# Exception 1 to 314.3



## swimmer (Mar 19, 2011)

314.3 says "Nonmetallic boxes shall be permitted only with... ...nonmetallic raceways.

Exception 1 says "Where internal bonding means are provided between all entries, nonmetallic boxes shall be permitted to be used with metal raceways.

I want to run EMT to a plastic NEMA 4 motor start-stop station. This plastic box has a grounding screw inside which is attached to the metal rail on which the switches are mounted. The screw and the rail and cover screws are the only metal in the box.
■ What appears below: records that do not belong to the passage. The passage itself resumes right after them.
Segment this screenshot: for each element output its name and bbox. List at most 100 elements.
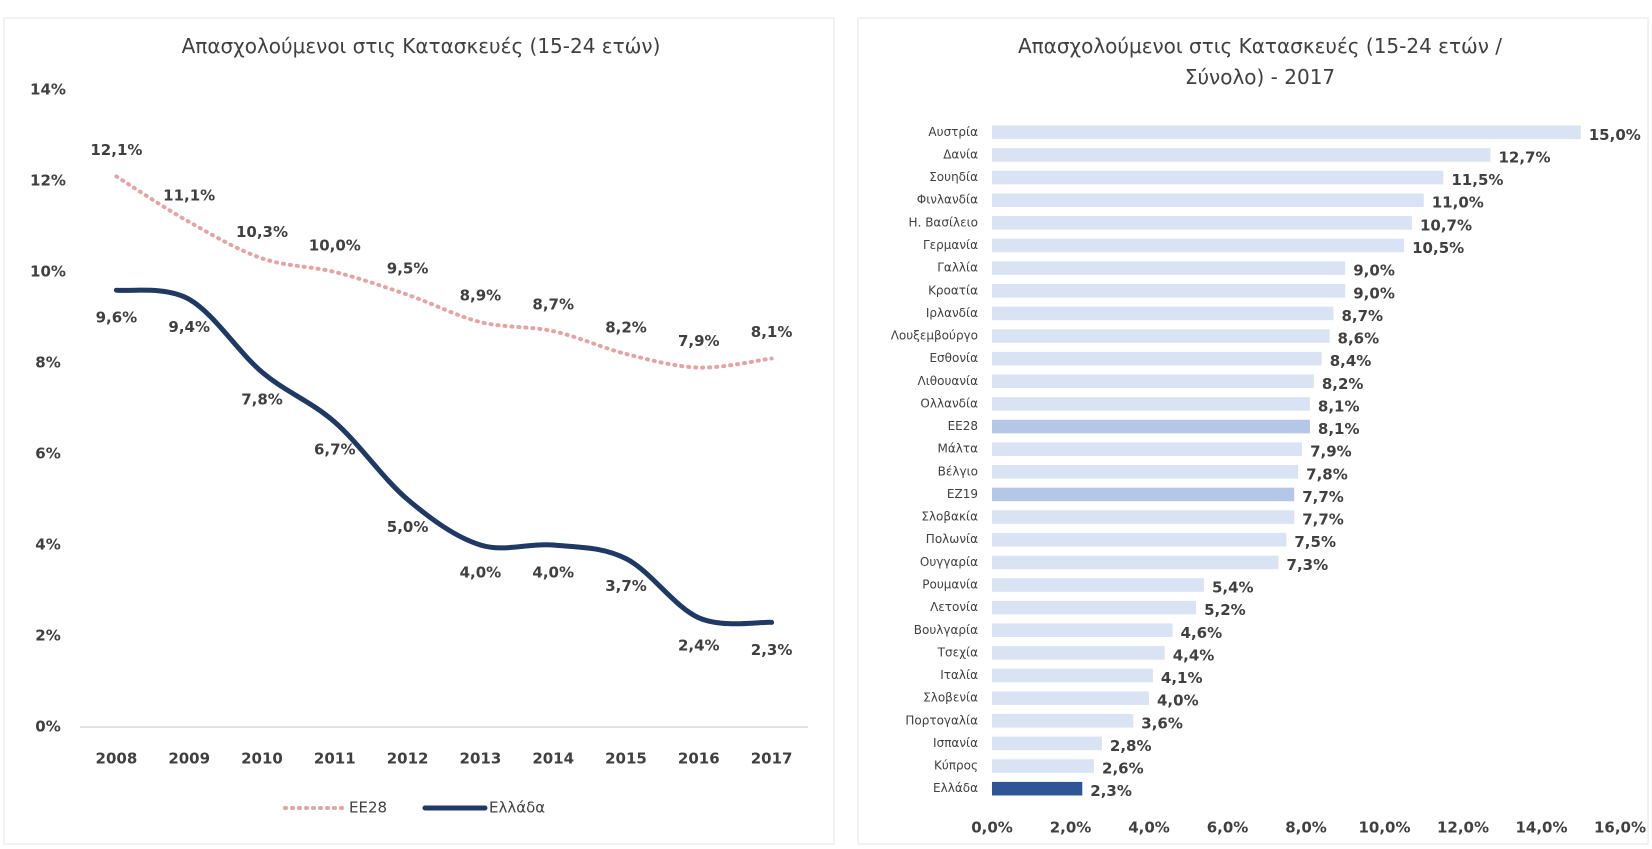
y-tick-label: ΕΖ19 [947, 487, 978, 501]
y-tick-label: Βέλγιο [938, 464, 978, 478]
data-label: 2,4% [678, 636, 720, 654]
data-label: 7,7% [1302, 488, 1344, 506]
data-label: 2,3% [751, 641, 793, 659]
data-label: 4,0% [532, 564, 574, 582]
series-line [114, 174, 774, 370]
data-label: 5,2% [1204, 601, 1246, 619]
bar [992, 713, 1134, 728]
data-label: 3,7% [605, 577, 647, 595]
data-label: 10,5% [1412, 239, 1464, 257]
y-tick-label: Ολλανδία [920, 396, 978, 410]
y-tick-label: Ιταλία [940, 668, 978, 682]
bar [992, 329, 1330, 343]
data-label: 9,0% [1353, 262, 1395, 280]
data-label: 7,9% [678, 332, 720, 350]
bar [992, 465, 1299, 479]
bar [992, 374, 1314, 389]
x-tick-label: 6,0% [1207, 819, 1249, 837]
bar [992, 216, 1412, 230]
bar [992, 442, 1303, 456]
data-label: 8,2% [1322, 375, 1364, 393]
y-tick-label: 2% [35, 627, 60, 645]
data-label: 4,0% [1157, 692, 1199, 710]
x-tick-label: 2014 [532, 750, 574, 768]
data-label: 8,7% [1341, 307, 1383, 325]
y-tick-label: Ιρλανδία [926, 306, 978, 320]
y-tick-label: Ουγγαρία [920, 555, 978, 569]
x-tick-label: 2015 [605, 750, 647, 768]
data-label: 12,7% [1498, 148, 1550, 166]
bar [992, 261, 1346, 275]
y-tick-label: 4% [35, 536, 60, 554]
bar [992, 170, 1444, 185]
y-tick-label: Λιθουανία [918, 374, 979, 388]
y-tick-label: Αυστρία [928, 125, 978, 139]
y-tick-label: 0% [35, 718, 60, 736]
data-label: 8,1% [1318, 397, 1360, 415]
data-label: 8,2% [605, 318, 647, 336]
x-tick-label: 2013 [460, 750, 502, 768]
bar [992, 781, 1083, 796]
x-tick-label: 2008 [96, 750, 138, 768]
y-tick-label: Γερμανία [923, 238, 978, 252]
legend-label: Ελλάδα [489, 799, 545, 817]
data-label: 9,6% [96, 309, 138, 327]
x-tick-label: 14,0% [1515, 819, 1567, 837]
data-label: 7,8% [241, 391, 283, 409]
y-tick-label: Βουλγαρία [914, 623, 978, 637]
x-tick-label: 2011 [314, 750, 356, 768]
y-tick-label: 10% [30, 263, 66, 281]
bar [992, 623, 1173, 638]
bar [992, 419, 1310, 434]
data-label: 10,3% [236, 223, 288, 241]
panel [3, 17, 835, 845]
data-label: 8,4% [1330, 352, 1372, 370]
x-tick-label: 2,0% [1050, 819, 1092, 837]
x-tick-label: 10,0% [1358, 819, 1410, 837]
y-tick-label: Δανία [943, 147, 978, 161]
y-tick-label: Πορτογαλία [905, 713, 978, 727]
data-label: 7,9% [1310, 443, 1352, 461]
panel [857, 17, 1649, 845]
y-tick-label: Κροατία [928, 283, 978, 297]
bar [992, 148, 1491, 162]
x-tick-label: 2016 [678, 750, 720, 768]
y-tick-label: Σλοβενία [923, 691, 978, 705]
y-tick-label: Σουηδία [929, 170, 978, 184]
bar [992, 397, 1310, 411]
data-label: 7,8% [1306, 465, 1348, 483]
bar [992, 487, 1295, 502]
bar [992, 736, 1102, 751]
y-tick-label: Η. Βασίλειο [909, 215, 978, 229]
bar [992, 646, 1165, 660]
y-tick-label: Γαλλία [937, 261, 978, 275]
y-tick-label: Σλοβακία [921, 510, 978, 524]
y-tick-label: Λουξεμβούργο [891, 329, 978, 343]
bar [992, 691, 1149, 705]
data-label: 15,0% [1589, 126, 1641, 144]
data-label: 7,5% [1294, 533, 1336, 551]
data-label: 2,3% [1090, 782, 1132, 800]
y-tick-label: Πολωνία [926, 532, 978, 546]
y-tick-label: Ελλάδα [933, 781, 978, 795]
data-label: 8,9% [460, 287, 502, 305]
bar [992, 238, 1405, 253]
y-tick-label: Φινλανδία [917, 193, 978, 207]
series-line [113, 287, 775, 627]
data-label: 5,0% [387, 518, 429, 536]
data-label: 2,8% [1110, 737, 1152, 755]
y-tick-label: 14% [30, 81, 66, 99]
bar [992, 555, 1279, 570]
data-label: 11,0% [1432, 194, 1484, 212]
y-tick-label: Κύπρος [934, 759, 978, 773]
bar [992, 125, 1581, 140]
chart-title: Απασχολούμενοι στις Κατασκευές (15-24 ετ… [1017, 34, 1503, 89]
legend-label: ΕΕ28 [349, 799, 387, 817]
y-tick-label: 8% [35, 354, 60, 372]
bar [992, 759, 1095, 773]
data-label: 8,1% [751, 323, 793, 341]
data-label: 4,0% [460, 564, 502, 582]
y-tick-label: Εσθονία [929, 351, 978, 365]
Can I run EMT, with ground wire, into this box?


----------



## Shockdoc (Mar 4, 2010)

Yes, or a bond bushing.


----------



## HARRY304E (Sep 15, 2010)

swimmer said:


> 314.3 says "Nonmetallic boxes shall be permitted only with... ...nonmetallic raceways.
> 
> Exception 1 says "Where internal bonding means are provided between all entries, nonmetallic boxes shall be permitted to be used with metal raceways.
> 
> ...


Yes just use bonding bushings on the EMT.


----------



## WarAdmiral (Jul 13, 2012)

If this is an issue why not run in emt then change over to karflex or Lt. I would always run a ground unless the manufacture says otherwise. In most cases it say wire according to local or national code.


----------